Posted Jun 28 2013 12:03am

codependent,codependency,what is codependency,codependent relationship,relationships,relationship problems,addiction and relationships,what is codependency in a relationship
Relationships with an addictive partner often have a pattern that both partners create together. The non-addict has an enormous number of expectations with so many ideas of how life is supposed to be lived. The addict is often buried in Silence and slinks around to get their needs met through the back door.

Too demanding + Silent maneuvering = No Trust or
Controlling + Lying, avoiding the truth = No Trust

You can see how these work in tandem to create massive problems. While it is easy to point the finger at the addict, it is more of a struggle for the non-addict to recognize their part in things because they are filled with self righteous anger. The truth is both people have to change to make a relationship work over the long haul (or both people have to stay stuck with less anger & deceit).
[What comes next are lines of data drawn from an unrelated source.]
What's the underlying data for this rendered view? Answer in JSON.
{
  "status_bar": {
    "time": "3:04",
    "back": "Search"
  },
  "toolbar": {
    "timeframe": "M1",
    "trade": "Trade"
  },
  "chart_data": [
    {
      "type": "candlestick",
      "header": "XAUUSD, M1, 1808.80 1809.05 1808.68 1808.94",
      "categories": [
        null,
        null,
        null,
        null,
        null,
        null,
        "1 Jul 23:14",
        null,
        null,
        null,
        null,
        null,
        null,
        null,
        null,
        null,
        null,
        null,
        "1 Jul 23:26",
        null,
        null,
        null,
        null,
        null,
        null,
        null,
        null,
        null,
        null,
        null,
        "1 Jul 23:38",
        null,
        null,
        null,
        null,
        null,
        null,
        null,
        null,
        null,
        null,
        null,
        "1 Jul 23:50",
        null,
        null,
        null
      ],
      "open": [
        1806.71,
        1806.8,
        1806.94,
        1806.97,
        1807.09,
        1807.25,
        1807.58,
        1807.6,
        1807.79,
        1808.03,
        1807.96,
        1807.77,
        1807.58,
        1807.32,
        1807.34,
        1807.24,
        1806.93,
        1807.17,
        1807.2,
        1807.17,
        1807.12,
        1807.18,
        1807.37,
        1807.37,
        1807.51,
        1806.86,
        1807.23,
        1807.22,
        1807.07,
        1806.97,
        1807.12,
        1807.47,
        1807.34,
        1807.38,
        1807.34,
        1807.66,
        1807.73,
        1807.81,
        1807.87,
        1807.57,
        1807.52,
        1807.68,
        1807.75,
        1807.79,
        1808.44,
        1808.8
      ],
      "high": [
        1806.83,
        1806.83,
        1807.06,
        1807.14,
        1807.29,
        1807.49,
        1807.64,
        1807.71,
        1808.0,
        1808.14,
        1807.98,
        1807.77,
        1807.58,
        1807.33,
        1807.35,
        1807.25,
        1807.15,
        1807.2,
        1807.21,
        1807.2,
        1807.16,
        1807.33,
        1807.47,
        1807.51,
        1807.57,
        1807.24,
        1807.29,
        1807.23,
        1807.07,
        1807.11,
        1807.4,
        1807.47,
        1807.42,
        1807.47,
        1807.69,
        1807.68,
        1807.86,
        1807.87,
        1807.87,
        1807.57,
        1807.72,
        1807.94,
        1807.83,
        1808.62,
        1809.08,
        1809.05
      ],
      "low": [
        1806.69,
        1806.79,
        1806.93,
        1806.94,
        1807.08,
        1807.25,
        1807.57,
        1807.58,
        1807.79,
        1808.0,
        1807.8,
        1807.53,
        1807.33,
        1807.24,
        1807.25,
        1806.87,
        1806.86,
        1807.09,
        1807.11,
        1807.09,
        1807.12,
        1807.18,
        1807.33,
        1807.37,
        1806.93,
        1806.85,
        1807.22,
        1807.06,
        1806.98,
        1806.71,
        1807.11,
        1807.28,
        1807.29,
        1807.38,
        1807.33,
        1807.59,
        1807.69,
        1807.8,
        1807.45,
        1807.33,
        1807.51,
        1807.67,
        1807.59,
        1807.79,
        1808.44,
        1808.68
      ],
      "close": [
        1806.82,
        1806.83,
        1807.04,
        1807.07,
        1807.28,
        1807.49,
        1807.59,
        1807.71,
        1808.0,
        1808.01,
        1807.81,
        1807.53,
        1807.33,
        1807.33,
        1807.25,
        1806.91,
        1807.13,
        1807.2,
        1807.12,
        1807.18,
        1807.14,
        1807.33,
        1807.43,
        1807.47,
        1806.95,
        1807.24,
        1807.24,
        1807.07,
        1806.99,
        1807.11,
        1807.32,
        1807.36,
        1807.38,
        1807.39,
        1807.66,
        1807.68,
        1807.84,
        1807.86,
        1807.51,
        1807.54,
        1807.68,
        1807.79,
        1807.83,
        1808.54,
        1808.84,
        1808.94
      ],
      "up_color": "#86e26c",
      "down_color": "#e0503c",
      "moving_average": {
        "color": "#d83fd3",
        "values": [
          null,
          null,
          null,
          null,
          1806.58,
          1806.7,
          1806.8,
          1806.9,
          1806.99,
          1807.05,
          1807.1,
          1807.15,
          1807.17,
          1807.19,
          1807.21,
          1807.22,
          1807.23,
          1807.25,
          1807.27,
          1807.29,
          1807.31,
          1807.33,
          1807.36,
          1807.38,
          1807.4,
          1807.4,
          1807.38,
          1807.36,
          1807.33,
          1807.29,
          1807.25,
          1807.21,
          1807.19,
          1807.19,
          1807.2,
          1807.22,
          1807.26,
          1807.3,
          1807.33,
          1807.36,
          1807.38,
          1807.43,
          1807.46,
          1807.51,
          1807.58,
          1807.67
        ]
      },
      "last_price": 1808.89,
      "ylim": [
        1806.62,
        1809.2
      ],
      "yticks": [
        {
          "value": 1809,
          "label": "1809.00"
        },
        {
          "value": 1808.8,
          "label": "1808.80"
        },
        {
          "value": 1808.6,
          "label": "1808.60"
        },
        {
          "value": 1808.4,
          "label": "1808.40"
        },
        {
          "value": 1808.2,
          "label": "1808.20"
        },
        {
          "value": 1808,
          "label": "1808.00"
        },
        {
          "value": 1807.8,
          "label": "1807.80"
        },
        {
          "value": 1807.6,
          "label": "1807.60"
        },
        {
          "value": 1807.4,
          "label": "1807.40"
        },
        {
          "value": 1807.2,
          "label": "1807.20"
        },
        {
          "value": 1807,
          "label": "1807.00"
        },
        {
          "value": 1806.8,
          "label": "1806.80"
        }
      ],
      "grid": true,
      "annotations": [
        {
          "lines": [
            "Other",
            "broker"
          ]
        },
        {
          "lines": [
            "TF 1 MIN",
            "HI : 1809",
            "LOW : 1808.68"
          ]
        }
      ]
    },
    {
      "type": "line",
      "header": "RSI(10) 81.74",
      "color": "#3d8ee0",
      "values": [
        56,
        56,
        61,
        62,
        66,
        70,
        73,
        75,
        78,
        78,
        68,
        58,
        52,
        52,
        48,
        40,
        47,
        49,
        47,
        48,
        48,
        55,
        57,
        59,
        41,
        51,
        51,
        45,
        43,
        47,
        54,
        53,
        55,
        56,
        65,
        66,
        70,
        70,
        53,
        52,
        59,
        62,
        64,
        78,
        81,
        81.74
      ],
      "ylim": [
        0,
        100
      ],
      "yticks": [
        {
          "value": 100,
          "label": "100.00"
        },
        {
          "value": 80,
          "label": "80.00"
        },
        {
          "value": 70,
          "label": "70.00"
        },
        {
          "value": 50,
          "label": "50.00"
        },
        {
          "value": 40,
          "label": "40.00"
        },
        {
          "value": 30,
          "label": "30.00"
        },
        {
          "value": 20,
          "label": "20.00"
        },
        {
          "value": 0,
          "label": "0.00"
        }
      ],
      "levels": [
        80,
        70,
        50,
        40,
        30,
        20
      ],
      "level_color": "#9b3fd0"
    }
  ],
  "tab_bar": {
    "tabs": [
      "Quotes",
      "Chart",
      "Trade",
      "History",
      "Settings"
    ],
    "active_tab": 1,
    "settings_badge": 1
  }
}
This pattern is why so many marriages crash in recovery. Both people have to be willing to look at themselves & change. It is so much easier to blame everything on the addict.

I’ve listened to a lot of addicts struggle to be authentic and say “I didn’t tell you because I knew you’d be mad”. They swallow the disagreement or the more genuine response to make the other person happy. This strategy only works for the short haul.

Over time the lack of truth erodes the infrastructure. Most addicts have a hard time telling themselves the truth, much less anybody else. Often the burden of their own self hatred makes it impossible for them to believe anybody else really could love them. So they work hard to please others by deflecting the truth.

When the non-addict gets angry about all the lies they’ve discovered, then the addict crawls into their internal pile of shame & says “of course, this is what I deserve”. You can see the relentless pattern of misery that is created. Now the non-addict is more entitled to know what’s right for both of them and respect continues to erode.

The addict is often resentful & feels disrespected because they feel invisible (even though they have had a part in swallowing their own beliefs). The non-addict has lost their respect because of the lying & secrets they have stumbled upon. The future of the relationship depends on whether the respect can be restored to both parties in the process of recovery.

Relationships die because of a lack of respect. Codependent relationships (relationships where people are fused together or are too mushy) by their very nature, lack respect for the differences.